Like ManageWP, Blog Vault offers off-site backups, along with other services, such as security checks. Blog Vault doesn’t have a free option, though. It’s always paid, with various plans available, depending on the required services and number of sites.
- A friendly interface
- Off-site storage
- You can determine the frequency of updates
- Paid-version only (I think it’s about the same price as ManageWP when comparing all included services).
- The backups are stored on their servers.
My backup strategy
So, once I reviewed the tools and my needs, I came up with the following plan.
- Backup the four big sites (and the one small site that we’re working on) daily using BlogVault.
- Backup the other (static) sites once a month using a free ManageWP account.
- Backup all sites with Updraft Plus (free). Daily for the larger sites and weekly for the other sites.
That means I have two backup copies for each site. Daily backups for the sites that are continually changing. Weekly and monthly backups for the static websites.
The cost stays the same. I’ll be utilizing the same BlogVault subscription that I already have, at $199 a year.
Putting backups into action
Now that I had a plan, it was time to put it into action.
First, I created a task in Clickup with three checklists:
- The ManageWP checklist – with a list of the sites that I need to backup there.
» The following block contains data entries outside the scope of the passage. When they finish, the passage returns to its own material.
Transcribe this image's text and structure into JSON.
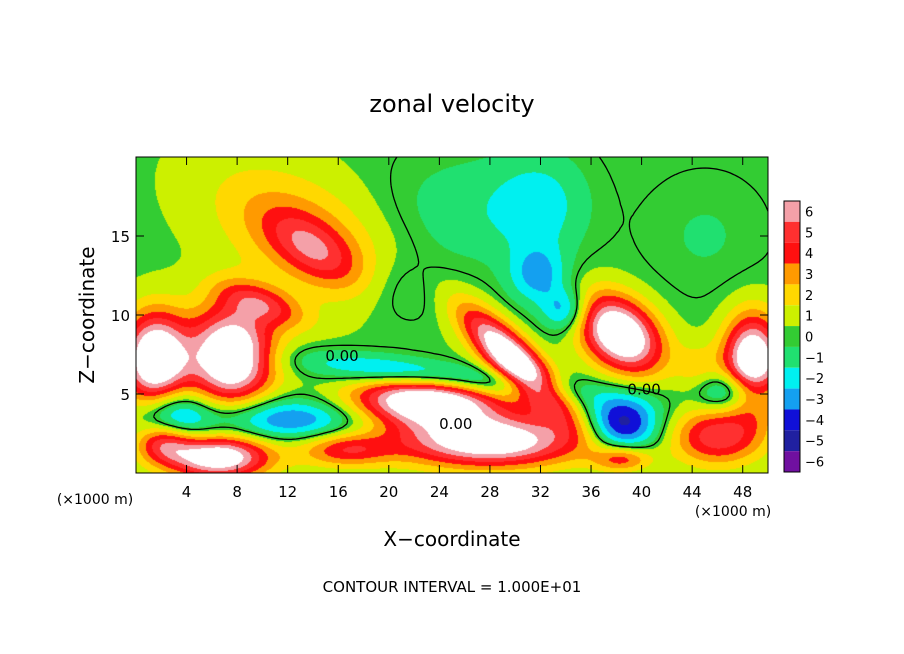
{
  "chart_data": {
    "type": "heatmap",
    "title": "zonal velocity",
    "xlabel": "X−coordinate",
    "ylabel": "Z−coordinate",
    "x_unit_label": "(×1000 m)",
    "x_unit_label_right": "(×1000 m)",
    "xlim": [
      0,
      50
    ],
    "ylim": [
      0,
      20
    ],
    "x_ticks": [
      4,
      8,
      12,
      16,
      20,
      24,
      28,
      32,
      36,
      40,
      44,
      48
    ],
    "y_ticks": [
      5,
      10,
      15
    ],
    "colorbar": {
      "levels": [
        6,
        5,
        4,
        3,
        2,
        1,
        0,
        -1,
        -2,
        -3,
        -4,
        -5,
        -6
      ],
      "labels": [
        "6",
        "5",
        "4",
        "3",
        "2",
        "1",
        "0",
        "−1",
        "−2",
        "−3",
        "−4",
        "−5",
        "−6"
      ],
      "colors": [
        "#f4a0a8",
        "#ff3030",
        "#ff1010",
        "#ff9a00",
        "#ffd800",
        "#ccf000",
        "#33cc33",
        "#20e070",
        "#00f0f0",
        "#14a0f0",
        "#1010d8",
        "#2020a0",
        "#7010a0"
      ]
    },
    "contour_labels": [
      {
        "text": "0.00",
        "x": 16.3,
        "y": 7.4
      },
      {
        "text": "0.00",
        "x": 25.3,
        "y": 3.1
      },
      {
        "text": "0.00",
        "x": 40.2,
        "y": 5.3
      }
    ],
    "annotation": "CONTOUR INTERVAL = 1.000E+01",
    "blobs": [
      {
        "cx": 13,
        "cy": 15.3,
        "rx": 9,
        "ry": 4.2,
        "v": 2.6,
        "rot": -20
      },
      {
        "cx": 14,
        "cy": 14.2,
        "rx": 4.5,
        "ry": 2,
        "v": 3.4,
        "rot": -25
      },
      {
        "cx": 7.5,
        "cy": 7.4,
        "rx": 3.7,
        "ry": 3.4,
        "v": 9,
        "rot": 0
      },
      {
        "cx": 1.5,
        "cy": 7.2,
        "rx": 2.8,
        "ry": 3.2,
        "v": 9,
        "rot": 0
      },
      {
        "cx": 48.8,
        "cy": 7,
        "rx": 2.5,
        "ry": 3.2,
        "v": 9,
        "rot": 0
      },
      {
        "cx": 38.3,
        "cy": 8.8,
        "rx": 3.8,
        "ry": 2.4,
        "v": 9,
        "rot": -25
      },
      {
        "cx": 23,
        "cy": 4.6,
        "rx": 6.5,
        "ry": 1.8,
        "v": 9,
        "rot": 0
      },
      {
        "cx": 30,
        "cy": 7,
        "rx": 5.5,
        "ry": 1.6,
        "v": 9,
        "rot": -38
      },
      {
        "cx": 28,
        "cy": 2,
        "rx": 8,
        "ry": 1.8,
        "v": 8,
        "rot": 0
      },
      {
        "cx": 38.5,
        "cy": 0.9,
        "rx": 2.5,
        "ry": 0.9,
        "v": 4,
        "rot": 0
      },
      {
        "cx": 2.3,
        "cy": 2,
        "rx": 2.5,
        "ry": 1.4,
        "v": 5,
        "rot": 0
      },
      {
        "cx": 6.5,
        "cy": 1,
        "rx": 4.5,
        "ry": 1.5,
        "v": 8,
        "rot": 0
      },
      {
        "cx": 46,
        "cy": 2.3,
        "rx": 4,
        "ry": 2,
        "v": 5,
        "rot": 0
      },
      {
        "cx": 16.5,
        "cy": 1.5,
        "rx": 4,
        "ry": 1.2,
        "v": 4,
        "rot": 0
      },
      {
        "cx": 26,
        "cy": 16.5,
        "rx": 7,
        "ry": 4,
        "v": -1.3,
        "rot": 0
      },
      {
        "cx": 32,
        "cy": 17,
        "rx": 4,
        "ry": 3.5,
        "v": -2,
        "rot": 0
      },
      {
        "cx": 31.8,
        "cy": 12.5,
        "rx": 2.5,
        "ry": 2,
        "v": -3,
        "rot": 0
      },
      {
        "cx": 24,
        "cy": 6.1,
        "rx": 11,
        "ry": 1.1,
        "v": -4.5,
        "rot": -5
      },
      {
        "cx": 12,
        "cy": 3.4,
        "rx": 7.5,
        "ry": 1.5,
        "v": -4,
        "rot": 0
      },
      {
        "cx": 3,
        "cy": 3.5,
        "rx": 3,
        "ry": 2,
        "v": -4,
        "rot": 0
      },
      {
        "cx": 38.5,
        "cy": 3.1,
        "rx": 3.2,
        "ry": 2,
        "v": -5.5,
        "rot": 0
      },
      {
        "cx": 47,
        "cy": 5.2,
        "rx": 3.5,
        "ry": 1.4,
        "v": -4,
        "rot": 0
      },
      {
        "cx": 34,
        "cy": 10.3,
        "rx": 2,
        "ry": 1.5,
        "v": -3.5,
        "rot": 0
      },
      {
        "cx": 21,
        "cy": 11.5,
        "rx": 4,
        "ry": 2.5,
        "v": -1.2,
        "rot": 0
      },
      {
        "cx": 45,
        "cy": 15,
        "rx": 5,
        "ry": 4,
        "v": -0.8,
        "rot": 0
      },
      {
        "cx": 10,
        "cy": 10.7,
        "rx": 4,
        "ry": 1.3,
        "v": 3.5,
        "rot": -15
      },
      {
        "cx": 44.5,
        "cy": 6.2,
        "rx": 2,
        "ry": 2,
        "v": 2,
        "rot": 0
      }
    ]
  }
}
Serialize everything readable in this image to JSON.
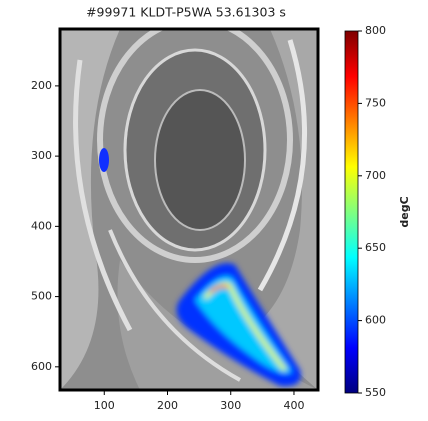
{
  "chart_data": {
    "type": "image",
    "title": "#99971 KLDT-P5WA 53.61303 s",
    "xlim": [
      30,
      438
    ],
    "xticks": [
      100,
      200,
      300,
      400
    ],
    "ylim": [
      633,
      119
    ],
    "yticks": [
      200,
      300,
      400,
      500,
      600
    ],
    "colorbar": {
      "label": "degC",
      "lim": [
        550,
        800
      ],
      "ticks": [
        550,
        600,
        650,
        700,
        750,
        800
      ],
      "colormap": "jet"
    }
  }
}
- The BlogVault checklist – with the site that I needed to take off my current active account, and the one I needed backing up (the new site that we worked on).
- The UpdraftPlus checklist – with a list of all of my sites.
Next, I went over each site and applied the required changes to each one. This involved installing a couple of plug-ins and activating them, as well as setting up the sites in ManageWP’s and BlogVault’s respective control panels. Once I was done with a site, I checked the boxes in the respective lists.
Finally, I started backing everything up. Thinking about this blog post, I took screenshots throughout the process, but they’re pretty dull. It was a boring process which is a good thing. Each service has a series of steps to go through, and if you’ve ever installed a WordPress plug-in, you shouldn’t have any problems following them.
Operation Backups: Mission Accomplished
The entire operation took me 2-3 hours. That included reviewing the services and coming up with the strategy. Once I had that in place, it took me about an hour to set everything up.
Now I have active ongoing automated double backups for each one of my sites! The cost remained $199 a year. While I could downgrade the BlogVault account at some point, and rely solely on ManageWP and Updraft Plus, I like knowing that my larger sites are properly backed up using a solid paid service. These sites make thousands of dollars a month, so paying around $15 a month for backups makes sense to me.
And I’ve added one last task for myself in Clickup to look over everything once every three months and make sure it’s still working and the backups are running as planned.
So there you have it. It may not be the perfect setup out there, but it works for me. Hopefully this post will help others achieve the right setup for their own blogs.